Christina Bendigs, Autorin der regionalen Tageszeitung Volksstimme, berichtete kürzlich, dass der Verein „Junge Humanisten Magdeburg e.V.“, ein Veranstalter für Jugendweihefeiern, einer Dolmetscherin für deutsche Gebärdensprache und deutsche Sprache verweigert hat, sich auf die Bühne der Johanniskirche in Magdeburg zu stellen. Außerdem musste die gehörlose Familie die Eintrittskarte zur Feier für die Gebärdensprachdolmetscherin selbst bezahlen.

Der Deutsche Gehörlosen-Bund e.V. und die Gehörlosengemeinschaft Sachsen-Anhalt e.V. nehmen hier zur Sache gemeinsam Stellung und betonen, dass dieses Verbot unverständlich und diskriminierend ist. Wir können die Begründung des Vereins „Junge Humanisten Magdeburg e.V.“ nicht nachvollziehen.

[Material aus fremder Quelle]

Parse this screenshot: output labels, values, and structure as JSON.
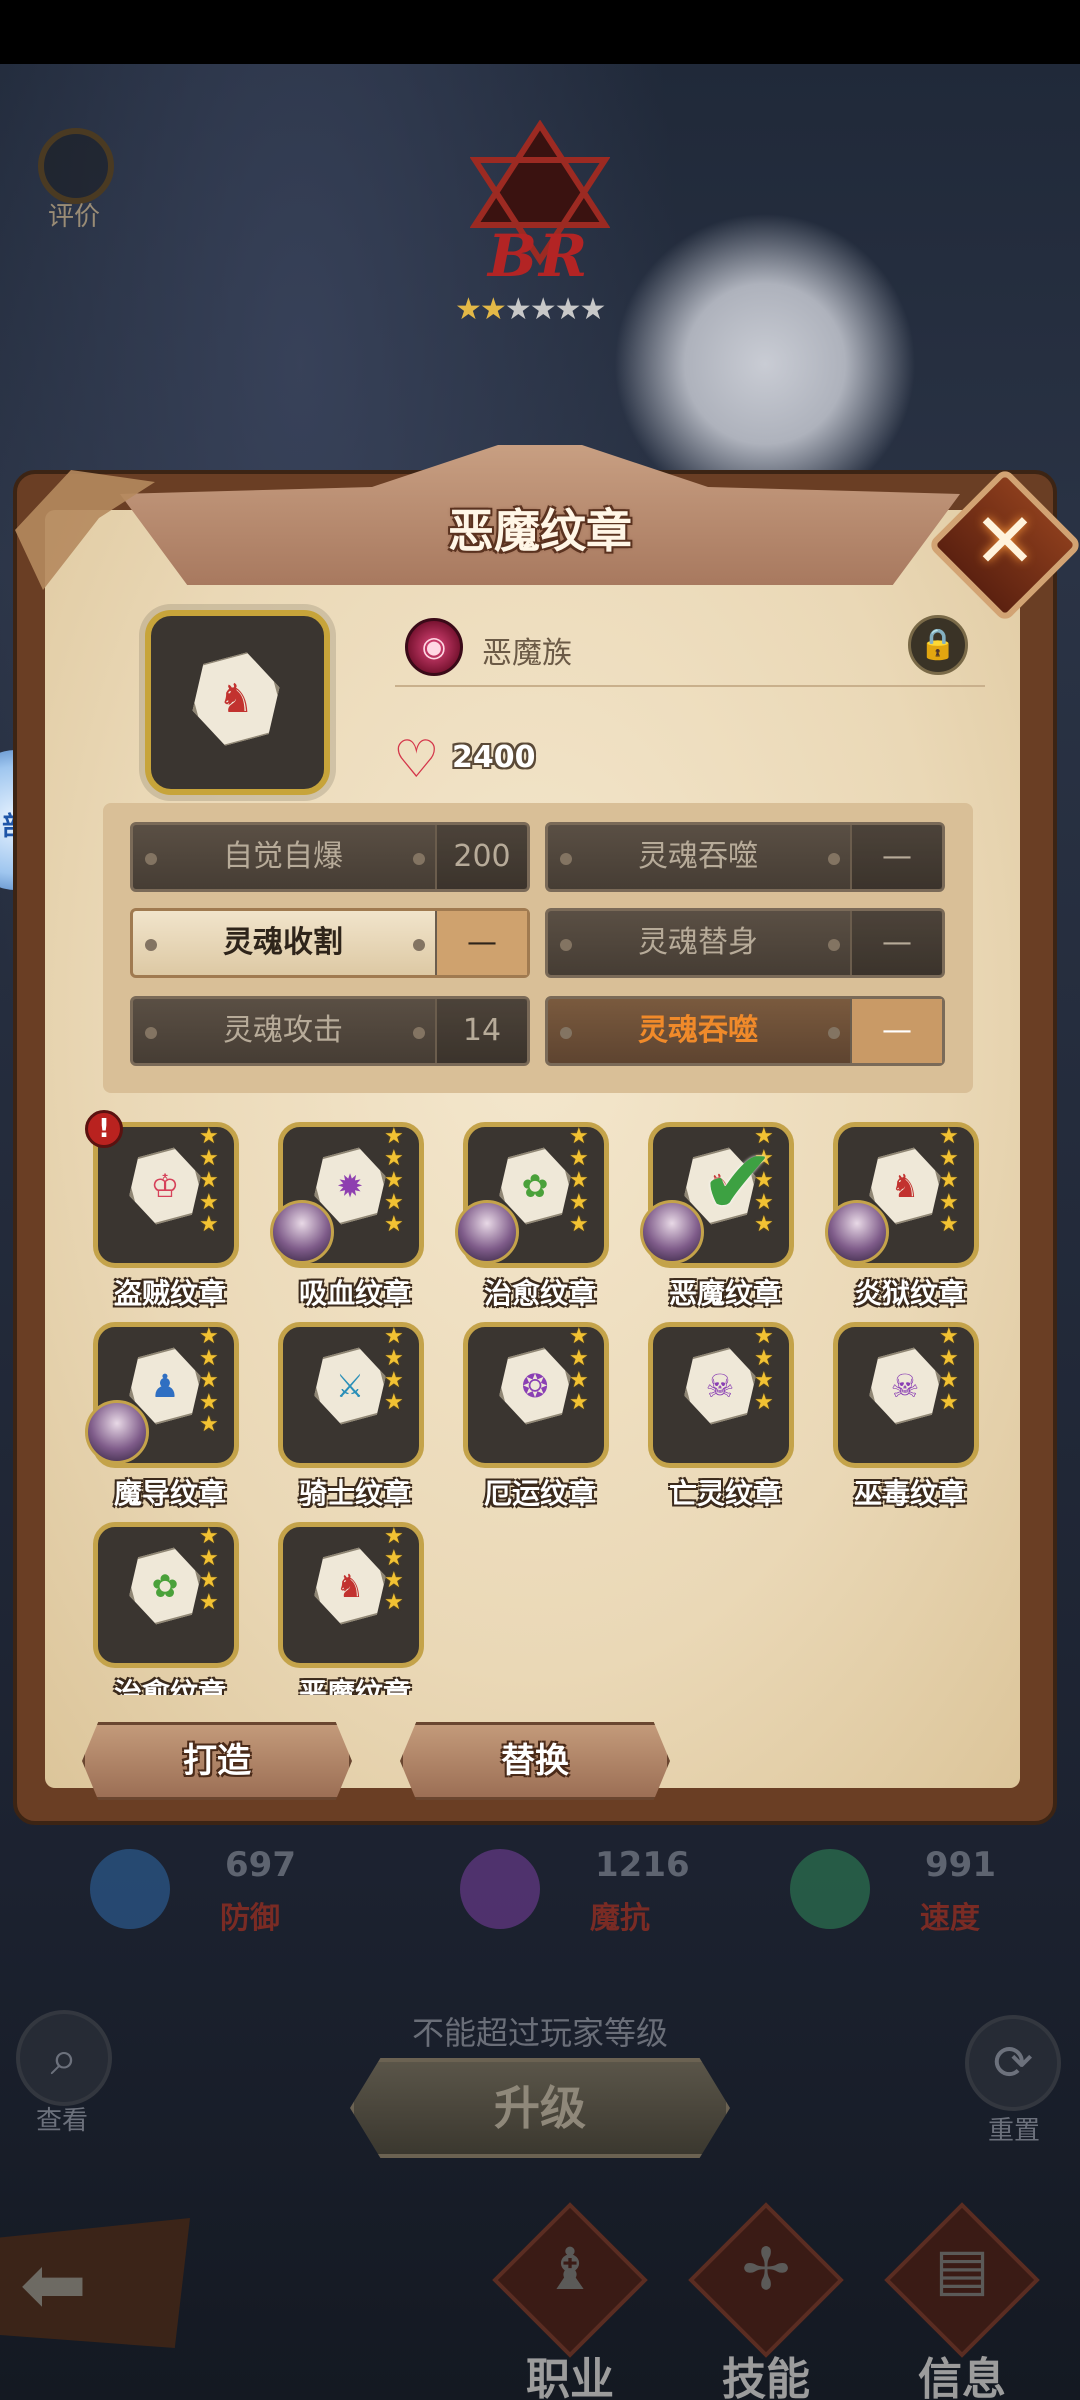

Mit dem Gesetz zur Gleichstellung von Menschen mit Behinderungen (§ 6 und § 9 BGG) und dem Gesetz des Landes Sachsen-Anhalt zur Gleichstellung von Menschen mit Behinderungen (§ 6 und § 14 BGG LSA) wurde die Deutsche Gebärdensprache (DGS) 2002 als eigenständige Sprache anerkannt.

Ziel des BGG LSA (§ 1) ist es, in Umsetzung des Übereinkommens der Vereinten Nationen vom 13. Dezember 2006 über die Rechte von Menschen mit Behinderungen Benachteiligungen von Menschen mit Behinderungen im Land Sachsen-Anhalt zu verhindern und zu beseitigen, gleichwertige Lebensbedingungen und Chancengleichheit sowie die gleichberechtigte Teilhabe am Leben in der Gesellschaft zu gewährleisten und eine selbstbestimmte Lebensführung zu ermöglichen. Geschlechtsspezifische Diskriminierungen von Menschen mit Behinderungen sind abzubauen und zu verhindern.

Deutschland hat sich mit der Ratifikation der UN-Behindertenrechtskonvention dazu verpflichtet, Menschen mit Hörbehinderungen den gleichberechtigten Zugang zu Information und die Möglichkeiten zur barrierefreien Kommunikation zu gewährleisten (Artikel 9 und 30).

Seit 1997 bietet die staatliche Hochschule Magdeburg-Stendal den Studiengang Gebärdensprachdolmetschen an, wodurch zahlreiche Studierende seitdem erlernen konnten, professionell zu dolmetschen.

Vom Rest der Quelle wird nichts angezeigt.